Business Context
A fintech company is migrating millions of customer profiles from a legacy KYC platform to a new customer system ahead of a regulatory audit. During the cutover window, the data engineering team generates a customer_id_map table that links each legacy_customer_id to a new_customer_id. Because migration jobs can be re-run, the mapping table may contain duplicate mappings (one legacy ID mapped to multiple new IDs). Additionally, some customers may be missing from the new system or have mismatched attributes (e.g., KYC status).
Your task is to produce a triage report that helps the cutover team quickly identify the most severe issues first.
Task
Write a SQL query that returns one row per legacy customer, showing the mapped new customer (if any), match flags for key attributes, and a single migration status.
Requirements
- Return one row per
legacy_customers.legacy_customer_id.
- Compute
email_match (1/0) using case-insensitive email comparison.
- Compute
kyc_match (1/0) using exact string match.
- Compute
migration_status with this precedence:
MISSING_MAPPING if no mapping exists
DUPLICATE_MAPPING if a legacy ID maps to more than one distinct new ID
MISSING_IN_NEW if mapped but the new_customers record does not exist
ATTRIBUTE_MISMATCH if email or KYC differs
OK otherwise
- For display, choose the representative mapped
new_customer_id as the minimum mapped ID, and show latest_mapping_created_at as the maximum mapping timestamp.

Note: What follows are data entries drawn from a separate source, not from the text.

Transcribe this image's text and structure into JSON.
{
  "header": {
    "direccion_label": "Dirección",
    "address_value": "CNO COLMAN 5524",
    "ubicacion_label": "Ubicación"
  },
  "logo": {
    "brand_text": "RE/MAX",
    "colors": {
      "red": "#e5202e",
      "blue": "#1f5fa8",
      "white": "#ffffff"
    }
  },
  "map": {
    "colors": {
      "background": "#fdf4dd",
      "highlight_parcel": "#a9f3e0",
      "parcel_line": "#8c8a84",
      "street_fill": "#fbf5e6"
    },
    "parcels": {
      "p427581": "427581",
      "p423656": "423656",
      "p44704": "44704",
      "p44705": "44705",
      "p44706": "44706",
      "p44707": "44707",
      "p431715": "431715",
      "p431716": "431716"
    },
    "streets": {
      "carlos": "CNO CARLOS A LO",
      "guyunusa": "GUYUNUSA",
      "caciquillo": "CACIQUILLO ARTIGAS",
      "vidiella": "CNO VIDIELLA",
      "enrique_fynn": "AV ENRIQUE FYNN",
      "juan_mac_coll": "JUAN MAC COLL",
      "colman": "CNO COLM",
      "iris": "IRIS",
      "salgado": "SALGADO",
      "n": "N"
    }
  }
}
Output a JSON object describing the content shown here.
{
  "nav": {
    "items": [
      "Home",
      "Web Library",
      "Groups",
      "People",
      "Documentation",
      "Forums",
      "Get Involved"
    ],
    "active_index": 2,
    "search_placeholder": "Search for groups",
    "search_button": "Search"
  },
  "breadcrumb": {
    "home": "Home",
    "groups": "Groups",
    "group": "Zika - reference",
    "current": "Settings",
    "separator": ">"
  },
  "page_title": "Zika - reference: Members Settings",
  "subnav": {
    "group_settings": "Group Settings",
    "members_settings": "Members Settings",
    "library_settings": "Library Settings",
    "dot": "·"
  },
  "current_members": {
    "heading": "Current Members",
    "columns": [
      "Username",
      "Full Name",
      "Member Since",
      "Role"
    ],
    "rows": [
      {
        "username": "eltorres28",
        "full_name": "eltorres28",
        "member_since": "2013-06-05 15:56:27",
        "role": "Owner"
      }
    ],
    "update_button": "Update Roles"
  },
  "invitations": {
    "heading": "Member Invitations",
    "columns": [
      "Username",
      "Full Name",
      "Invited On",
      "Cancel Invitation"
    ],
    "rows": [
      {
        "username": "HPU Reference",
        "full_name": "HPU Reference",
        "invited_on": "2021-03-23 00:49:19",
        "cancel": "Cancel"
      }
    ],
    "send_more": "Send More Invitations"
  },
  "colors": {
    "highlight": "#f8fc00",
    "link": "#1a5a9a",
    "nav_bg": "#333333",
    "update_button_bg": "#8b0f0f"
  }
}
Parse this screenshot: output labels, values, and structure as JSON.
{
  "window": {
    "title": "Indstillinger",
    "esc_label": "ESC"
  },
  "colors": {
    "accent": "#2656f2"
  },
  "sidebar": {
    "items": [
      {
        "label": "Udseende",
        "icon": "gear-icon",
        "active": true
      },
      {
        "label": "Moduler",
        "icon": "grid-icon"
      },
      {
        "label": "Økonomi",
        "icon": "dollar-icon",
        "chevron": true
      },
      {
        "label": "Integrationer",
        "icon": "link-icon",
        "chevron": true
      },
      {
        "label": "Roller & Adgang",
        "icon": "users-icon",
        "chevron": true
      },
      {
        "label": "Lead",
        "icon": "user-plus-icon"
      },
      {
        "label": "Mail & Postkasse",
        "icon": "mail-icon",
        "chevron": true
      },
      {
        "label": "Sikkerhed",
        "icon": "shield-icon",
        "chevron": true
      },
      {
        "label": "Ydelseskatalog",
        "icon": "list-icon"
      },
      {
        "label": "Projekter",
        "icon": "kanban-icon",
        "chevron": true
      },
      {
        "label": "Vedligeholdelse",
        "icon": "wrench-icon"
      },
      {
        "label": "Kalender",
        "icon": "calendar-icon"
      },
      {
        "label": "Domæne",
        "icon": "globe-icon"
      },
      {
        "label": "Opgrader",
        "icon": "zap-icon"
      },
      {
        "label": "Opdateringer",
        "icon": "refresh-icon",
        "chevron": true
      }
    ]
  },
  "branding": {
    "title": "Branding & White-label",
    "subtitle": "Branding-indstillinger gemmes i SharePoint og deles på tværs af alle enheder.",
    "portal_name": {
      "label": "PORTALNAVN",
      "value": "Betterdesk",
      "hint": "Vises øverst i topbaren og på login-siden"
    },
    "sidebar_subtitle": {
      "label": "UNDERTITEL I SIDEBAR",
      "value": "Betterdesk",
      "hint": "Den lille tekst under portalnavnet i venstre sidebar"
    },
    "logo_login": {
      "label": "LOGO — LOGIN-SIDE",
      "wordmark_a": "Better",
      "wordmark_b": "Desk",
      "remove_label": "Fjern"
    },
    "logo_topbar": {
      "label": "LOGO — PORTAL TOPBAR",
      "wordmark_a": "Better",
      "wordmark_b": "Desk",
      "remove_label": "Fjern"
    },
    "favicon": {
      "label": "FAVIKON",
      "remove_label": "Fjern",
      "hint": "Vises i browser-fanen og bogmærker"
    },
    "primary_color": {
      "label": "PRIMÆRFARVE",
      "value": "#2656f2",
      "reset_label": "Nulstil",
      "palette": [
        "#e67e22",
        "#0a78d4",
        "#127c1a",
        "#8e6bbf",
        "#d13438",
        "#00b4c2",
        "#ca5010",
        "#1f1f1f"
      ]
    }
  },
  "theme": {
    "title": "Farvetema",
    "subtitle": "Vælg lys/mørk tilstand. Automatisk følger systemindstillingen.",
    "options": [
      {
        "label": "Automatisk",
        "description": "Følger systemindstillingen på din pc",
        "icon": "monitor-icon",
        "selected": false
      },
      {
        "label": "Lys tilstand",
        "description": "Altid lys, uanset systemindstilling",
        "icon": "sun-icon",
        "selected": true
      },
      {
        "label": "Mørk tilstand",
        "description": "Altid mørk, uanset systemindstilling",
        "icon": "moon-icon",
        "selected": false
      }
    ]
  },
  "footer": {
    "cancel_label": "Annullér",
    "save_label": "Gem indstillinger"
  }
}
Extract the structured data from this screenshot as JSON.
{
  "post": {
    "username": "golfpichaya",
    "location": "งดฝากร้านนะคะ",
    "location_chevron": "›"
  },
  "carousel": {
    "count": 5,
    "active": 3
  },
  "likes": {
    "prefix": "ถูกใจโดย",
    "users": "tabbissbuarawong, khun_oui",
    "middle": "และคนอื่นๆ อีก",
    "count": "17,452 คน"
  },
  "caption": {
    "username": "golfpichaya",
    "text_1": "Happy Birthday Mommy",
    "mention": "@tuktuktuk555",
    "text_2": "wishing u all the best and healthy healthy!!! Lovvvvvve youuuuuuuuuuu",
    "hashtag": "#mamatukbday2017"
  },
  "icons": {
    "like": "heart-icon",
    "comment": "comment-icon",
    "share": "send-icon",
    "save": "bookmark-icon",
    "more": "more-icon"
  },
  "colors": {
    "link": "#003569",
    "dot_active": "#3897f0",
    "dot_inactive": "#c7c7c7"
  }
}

- Order results by severity:
DUPLICATE_MAPPING, ATTRIBUTE_MISMATCH, MISSING_MAPPING, OK (then by legacy_customer_id).
Table Definitions
legacy_customers
| column | type | description |
|---|
| legacy_customer_id | INT | Primary key in the legacy system |
| full_name | VARCHAR(100) | Customer name in legacy |
| email | VARCHAR(255) | Customer email in legacy |
| kyc_status | VARCHAR(20) | Legacy KYC status |
| created_at | TIMESTAMP | When the legacy record was created |
customer_id_map
| column | type | description |
|---|
| legacy_customer_id | INT | Legacy customer ID being migrated |
| new_customer_id | INT | Mapped customer ID in the new system |
| created_at | TIMESTAMP | When the mapping row was generated |
new_customers
| column | type | description |
|---|
| new_customer_id | INT | Primary key in the new system |
| email | VARCHAR(255) | Customer email in the new system |
| kyc_status | VARCHAR(20) | New-system KYC status |
| activated_at | TIMESTAMP | When the customer was activated |
Sample Data
(See the provided sample rows in each table.)
Expected Output (for the sample data)
| legacy_customer_id | new_customer_id | latest_mapping_created_at | email_match | kyc_match | migration_status |
|---|
| 102 | 9002 | 2024-02-01 01:05:00 | 1 | 1 | DUPLICATE_MAPPING |
| 103 | 9004 | 2024-02-01 01:00:00 | 1 | 0 | ATTRIBUTE_MISMATCH |
| 104 | NULL | NULL | 0 | 0 | MISSING_MAPPING |
| 101 | 9001 | 2024-02-01 01:00:00 | 1 | 1 | OK |